LAS VEGAS - Legal futurist and author Richard Susskind says the new jobs for lawyers will be in the area of designing, developing and implementing systems that will transform the way legal services are ultimately delivered.
“I often say that the only career decision you need to make as a lawyer and only strategy decision you need to make if you’re in the commercial world is do you want to compete with machines or build the machines? Surely our generation will redefine the way that law is practised,” said Susskind, speaking Tuesday at the Corporate Legal Operations Institute (CLOC) in Las Vegas.
In a Q&A session with Jeffrey Franke, assistant general counsel of global legal operations at Yahoo! Inc., Susskind discussed his views on the impact of artificial intelligence, the impact of new players in the legal services industry and what law schools and firms need to do to produce lawyers who can be successful for the future.
While many are predicting that AI and other tech tools will eliminate jobs for lawyers, Susskind, author of
Tomorrow’s Lawyers, An Introduction to Your Future, says the time is now to embrace technology and to find a future in the disruptive areas.
He says the legal sector is going through three stages, the first being denial, although that stage is coming to a close — most recognize that substantial change is afoot and there is no turning back.
The second stage is re-sourcing — using cheaper people to do legal work. Whether it is outsourcing, offshoring or the setting up of low-cost legal resource centres — the idea is to take cost out of legal services.
The third and current phase is the stage of disruption in which technology takes on more of the tasks historically done by intelligent human lawyers.
“On top of AI, I think a lot of the hype just now is unhelpfully overstating the short-term impact but is underestimating the long-term impact of these technologies,” he said.
When it comes to the next generation of lawyers, Susskind says law schools are training lawyers to become 20th-century lawyers, not 21st-century lawyers. The question he asks the schools is: “How often have you had a talk from a general counsel or in-house counsel from a legal department?” Too often, the answer is “never.”
“Contrast that with medicine where by third year you’re doing more clinical work than classroom work, but many law students can complete their degree with never having seen a client,” he said.
It’s time, Susskind insists, for the practising profession to be influencing and shaping the thinking of the law schools to “make sure we’re turning out 21st-century lawyers.”
Despite what many are preaching about the increasing capability of machines to do legal work, he doesn’t foresee a decade of unemployment for lawyers but rather one of “redeployment.”
“We can increasingly see — whether it be undertaking due diligence, document review litigation, drafting of documents, contract life cycle management, rudimentary legal research — that there are technology tools that if not yet quite replacing, playing at least a very strong role in taking out some of the costs,” he said.
That means in law firms and in-house legal departments it will be important to have legal technologists — those trained in both fields of law and technology — to know how to deploy the tools efficiently and effectively.
Progressive lawyers in the future will be doing legal process analysis, legal project management, legal knowledge engineering and legal systems design, he said.
When it comes to innovative law firms, Susskind said the best tend to be the ones where the leadership team is driving innovation, or two or three individuals are producing compelling evidence to embrace innovation.
“The most successful law firms are the ones who just get on with it — they stop talking about it and actually start experimenting — very much in the R&D spirit of consumer electronics and pharmaceutical industry where these businesses don’t know where their income is coming from in five years time so they engage in R&D. We’re seeing a small number of firms doing that,” he said.
However, for many firms not yet touched by a significant loss of business, it can be a tough argument to push.
“By and large, with prosperous firms, I always say it’s hard to convince a room full of millionaires that they have a business model wrong. These are often very successful individuals with a few years to run to retirement,” he said.

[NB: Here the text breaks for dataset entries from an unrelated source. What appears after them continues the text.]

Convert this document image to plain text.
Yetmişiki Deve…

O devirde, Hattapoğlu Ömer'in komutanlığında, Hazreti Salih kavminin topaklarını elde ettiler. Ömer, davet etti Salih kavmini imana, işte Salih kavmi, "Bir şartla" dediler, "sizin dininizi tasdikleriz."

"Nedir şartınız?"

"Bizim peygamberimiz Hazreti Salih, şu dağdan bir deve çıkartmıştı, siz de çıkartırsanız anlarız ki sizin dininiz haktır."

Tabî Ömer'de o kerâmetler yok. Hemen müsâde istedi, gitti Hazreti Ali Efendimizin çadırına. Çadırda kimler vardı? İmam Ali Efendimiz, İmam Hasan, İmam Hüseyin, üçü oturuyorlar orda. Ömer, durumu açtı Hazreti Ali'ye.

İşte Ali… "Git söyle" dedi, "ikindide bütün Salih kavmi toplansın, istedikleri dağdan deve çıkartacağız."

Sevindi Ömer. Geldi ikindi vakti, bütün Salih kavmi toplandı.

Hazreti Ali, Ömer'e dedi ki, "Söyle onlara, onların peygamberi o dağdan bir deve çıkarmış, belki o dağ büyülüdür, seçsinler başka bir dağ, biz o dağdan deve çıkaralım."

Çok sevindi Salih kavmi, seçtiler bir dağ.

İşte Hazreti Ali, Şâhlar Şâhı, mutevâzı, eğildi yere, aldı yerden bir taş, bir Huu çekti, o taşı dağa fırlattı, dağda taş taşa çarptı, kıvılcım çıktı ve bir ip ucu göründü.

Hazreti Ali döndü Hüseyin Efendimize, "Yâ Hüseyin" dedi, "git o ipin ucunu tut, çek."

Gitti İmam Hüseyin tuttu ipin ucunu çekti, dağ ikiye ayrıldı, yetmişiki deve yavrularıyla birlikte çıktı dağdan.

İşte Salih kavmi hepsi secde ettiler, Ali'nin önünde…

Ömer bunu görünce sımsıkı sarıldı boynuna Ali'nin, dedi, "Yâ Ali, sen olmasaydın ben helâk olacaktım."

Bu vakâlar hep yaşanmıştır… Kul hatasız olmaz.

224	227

But until there is constant, relentless demand from the market, there won’t be widespread innovation from law firms.
“You won’t move beyond what is tokenism in law firms where innovation is fairly piecemeal. You won’t get through innovation until there is constant, relentless, informed, discerning demand from the market,” he said. “As long as there is limited competition, law firms will continue to practise as they have always done.”
While he thinks there will be some more law firm mergers/consolidation, he said they would be better served by setting up new vehicles for delivery of legal services.
“New competitors to the marketplace will be a very significant driver,” he said. “One old law firm merging with another old law firm becomes one bigger old law firm. It’s not the change that I and others would want. Rather than going for greater mass, I think we’re interested in new service delivery models and new ways of working.”